Posts filed under ‘October 2015’
America’s Favorite Pastime – “The Art of Fielding” by Chad Harbach
I don’t enjoy watching baseball. But I get the nostalgia of it. If you love baseball it is likely someone special took you to your first game and you sat shoulder to shoulder, squinting into the sun, just watching together. There was the smell of peanuts and popcorn, blue skies, the crack of the ball. It is a pastime that is greatly loved. I have avoided this book because I just didn’t want to read a book about baseball, sorry to all the baseball fans. But just like the movie “Field of Dreams” really isn’t about baseball, neither is this book. I am just still trying to figure out what it really is about so pardon the fumbling here.
This is novel is set at fictitious Westish College, a small school on Lake Michigan. Henry is a talented sophomore short stop, who is being scouted for the draft. He has been training with Mike, the Westish baseball team leader, to get better and bigger and faster. Henry is graceful and agile and destined for baseball greatness. But then he throws that one ball that hits his friend Owen in the head. And in a cloud of self-doubt and second guessing, he loses whatever baseball magic he had.
Every description of this novel, makes it sound like it is this bad throw that changes everyone’s lives. The school president, his daughter, Mike and Owen all are thrown in upheaval because of this one throw. But to me it is not really the pivotal moment and I think that is a lazy way to talk about this book.
The novel, to me, is more about how we have certainty at points of our life and that is nice. But really that is not how we find ourselves. At times in our lives , we are sure we are in love or clear on our path to success or certain that our future is set. But when that all falls apart what do we do? That is the measure of greatness. And every character in this novel, finds themselves at a crossroads and has to decide what next. So yes, there is the bad throw, but there is also the bad marriage, the crossing of boundaries that leads to bad decisions and consequences, the hiding of the truth which isolates. For each character they have their own bad throw that lands them somewhere dark and alone.

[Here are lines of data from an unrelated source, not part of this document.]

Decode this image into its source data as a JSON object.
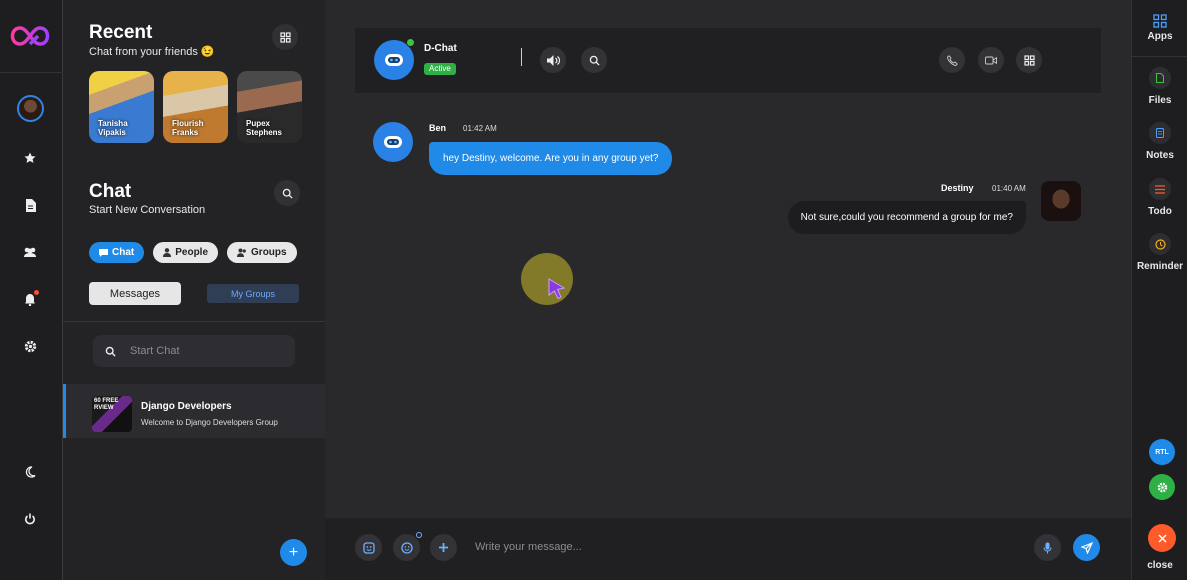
{
  "colors": {
    "accent": "#1f8ae8",
    "online": "#3ec43e",
    "active_badge": "#2eb046",
    "close": "#ff5a2a",
    "settings": "#2eb046"
  },
  "sidebar": {
    "recent_title": "Recent",
    "recent_subtitle": "Chat from your friends 😉",
    "friends": [
      {
        "name": "Tanisha Vipakis"
      },
      {
        "name": "Flourish Franks"
      },
      {
        "name": "Pupex Stephens"
      }
    ],
    "chat_title": "Chat",
    "chat_subtitle": "Start New Conversation",
    "filters": {
      "chat": "Chat",
      "people": "People",
      "groups": "Groups"
    },
    "tabs": {
      "messages": "Messages",
      "my_groups": "My Groups"
    },
    "search_placeholder": "Start Chat",
    "conversations": [
      {
        "title": "Django Developers",
        "subtitle": "Welcome to Django Developers Group",
        "thumb_text": "60 FREE RVIEW"
      }
    ],
    "fab": "+"
  },
  "header": {
    "name": "D-Chat",
    "status": "Active"
  },
  "messages": [
    {
      "author": "Ben",
      "time": "01:42 AM",
      "text": "hey Destiny, welcome. Are you in any group yet?",
      "direction": "in"
    },
    {
      "author": "Destiny",
      "time": "01:40 AM",
      "text": "Not sure,could you recommend a group for me?",
      "direction": "out"
    }
  ],
  "composer": {
    "placeholder": "Write your message..."
  },
  "right_rail": {
    "apps": "Apps",
    "files": "Files",
    "notes": "Notes",
    "todo": "Todo",
    "reminder": "Reminder",
    "rtl": "RTL",
    "close": "close"
  }
}
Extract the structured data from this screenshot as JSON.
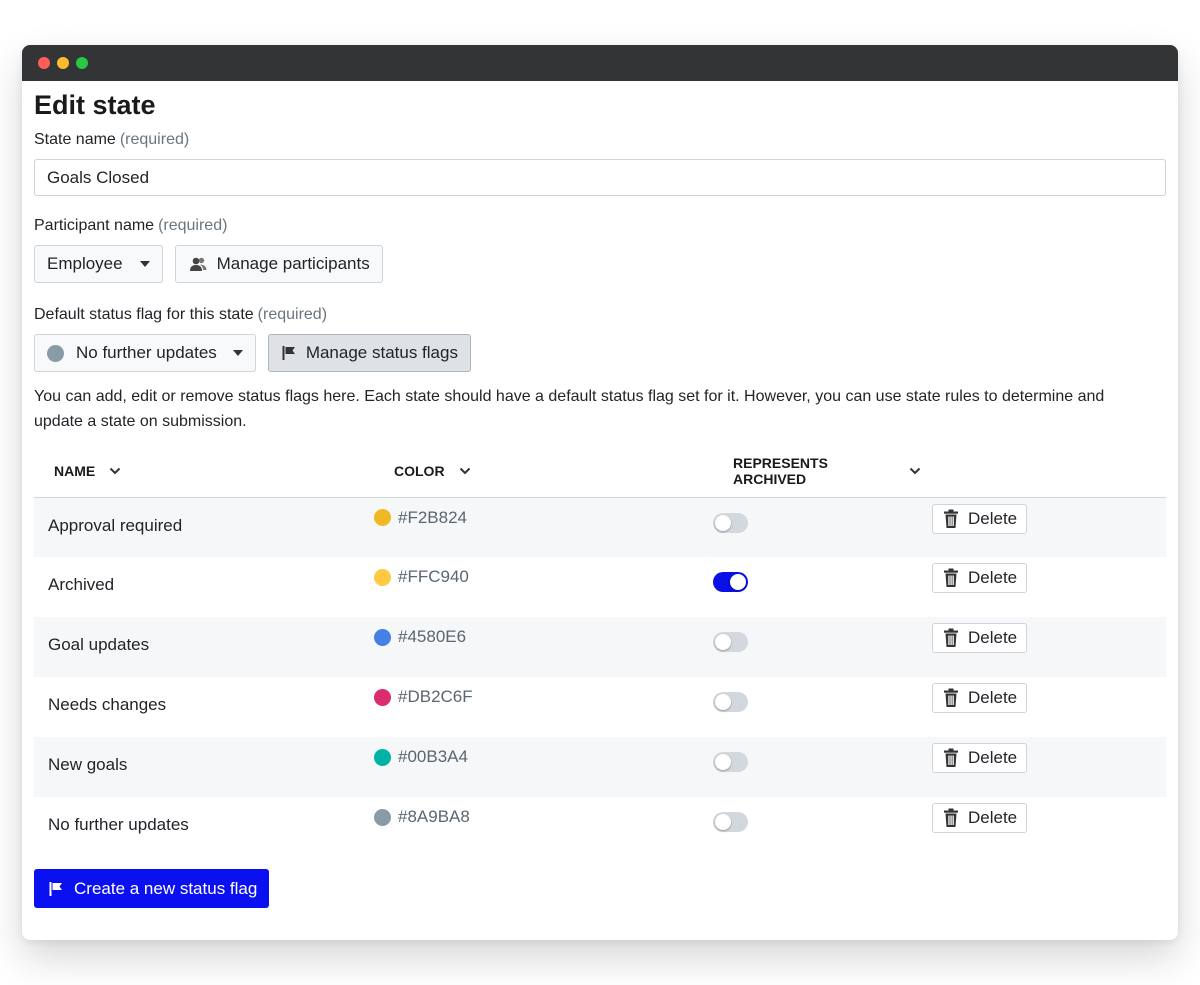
{
  "window": {
    "controls": [
      "#ff5f57",
      "#febc2e",
      "#28c840"
    ]
  },
  "page": {
    "title": "Edit state"
  },
  "state_name": {
    "label": "State name",
    "required": "(required)",
    "value": "Goals Closed"
  },
  "participant": {
    "label": "Participant name",
    "required": "(required)",
    "selected": "Employee",
    "manage_label": "Manage participants"
  },
  "status_flag": {
    "label": "Default status flag for this state",
    "required": "(required)",
    "selected": "No further updates",
    "selected_color": "#8A9BA8",
    "manage_label": "Manage status flags"
  },
  "help_text": "You can add, edit or remove status flags here. Each state should have a default status flag set for it. However, you can use state rules to determine and update a state on submission.",
  "table": {
    "headers": {
      "name": "NAME",
      "color": "COLOR",
      "archived": "REPRESENTS ARCHIVED"
    },
    "delete_label": "Delete",
    "rows": [
      {
        "name": "Approval required",
        "color": "#F2B824",
        "archived": false
      },
      {
        "name": "Archived",
        "color": "#FFC940",
        "archived": true
      },
      {
        "name": "Goal updates",
        "color": "#4580E6",
        "archived": false
      },
      {
        "name": "Needs changes",
        "color": "#DB2C6F",
        "archived": false
      },
      {
        "name": "New goals",
        "color": "#00B3A4",
        "archived": false
      },
      {
        "name": "No further updates",
        "color": "#8A9BA8",
        "archived": false
      }
    ]
  },
  "create_button": {
    "label": "Create a new status flag"
  },
  "colors": {
    "primary": "#0A10F0",
    "titlebar": "#333436"
  }
}
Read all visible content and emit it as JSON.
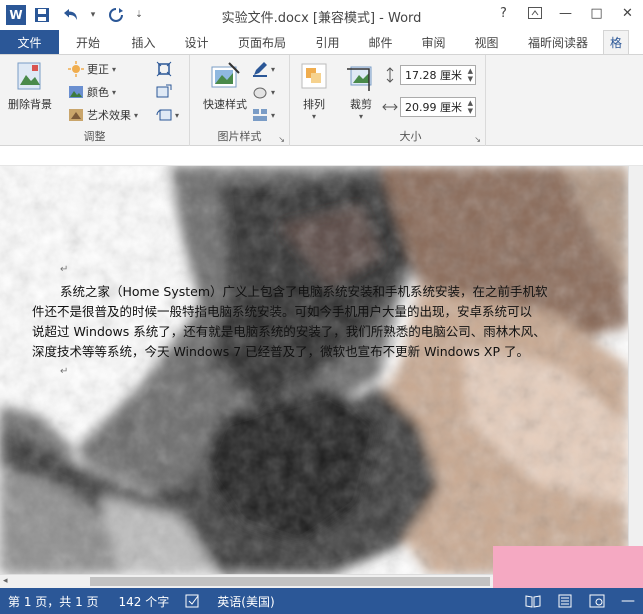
{
  "window": {
    "title": "实验文件.docx [兼容模式] - Word",
    "logo": "W",
    "help": "?",
    "minimize": "—",
    "maximize": "□",
    "close": "✕"
  },
  "qat": {
    "save_icon": "save-icon",
    "undo_icon": "undo-icon",
    "redo_icon": "redo-icon"
  },
  "tabs": [
    {
      "label": "文件"
    },
    {
      "label": "开始"
    },
    {
      "label": "插入"
    },
    {
      "label": "设计"
    },
    {
      "label": "页面布局"
    },
    {
      "label": "引用"
    },
    {
      "label": "邮件"
    },
    {
      "label": "审阅"
    },
    {
      "label": "视图"
    },
    {
      "label": "福昕阅读器"
    },
    {
      "label": "格"
    }
  ],
  "ribbon": {
    "remove_bg": "删除背景",
    "corrections": "更正",
    "color": "颜色",
    "artistic": "艺术效果",
    "adjust_label": "调整",
    "quick_styles": "快速样式",
    "pic_styles_label": "图片样式",
    "arrange": "排列",
    "crop": "裁剪",
    "height": "17.28 厘米",
    "width": "20.99 厘米",
    "size_label": "大小"
  },
  "document": {
    "lines": [
      "系统之家（Home System）广义上包含了电脑系统安装和手机系统安装，在之前手机软",
      "件还不是很普及的时候一般特指电脑系统安装。可如今手机用户大量的出现，安卓系统可以",
      "说超过 Windows 系统了，还有就是电脑系统的安装了，我们所熟悉的电脑公司、雨林木风、",
      "深度技术等等系统，今天 Windows 7 已经普及了，微软也宣布不更新 Windows XP 了。"
    ],
    "para_mark": "↵"
  },
  "status": {
    "page": "第 1 页，共 1 页",
    "words": "142 个字",
    "language": "英语(美国)"
  },
  "colors": {
    "accent": "#2b5797",
    "ribbon_bg": "#f3f3f3",
    "pink": "#f5a9c2"
  }
}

Harbach is a talented writer. Sadly, parts of this novel dragged for me even with the brilliant writing. What I find most intriguing about this novel, as I think about it, is that Harbach combined America’s favorite pastime, baseball with each character’s journey of self-absorbed doubt and introspection – the finding yourself that the talk shows all claim is so important. I think with this combination Harbach is hitting on something else. Americans love these personal stories of finding ourselves through adversity. In truth this is our other favorite American pastime. Peanuts, cracker jacks and finding ourselves. It’s a home run every time.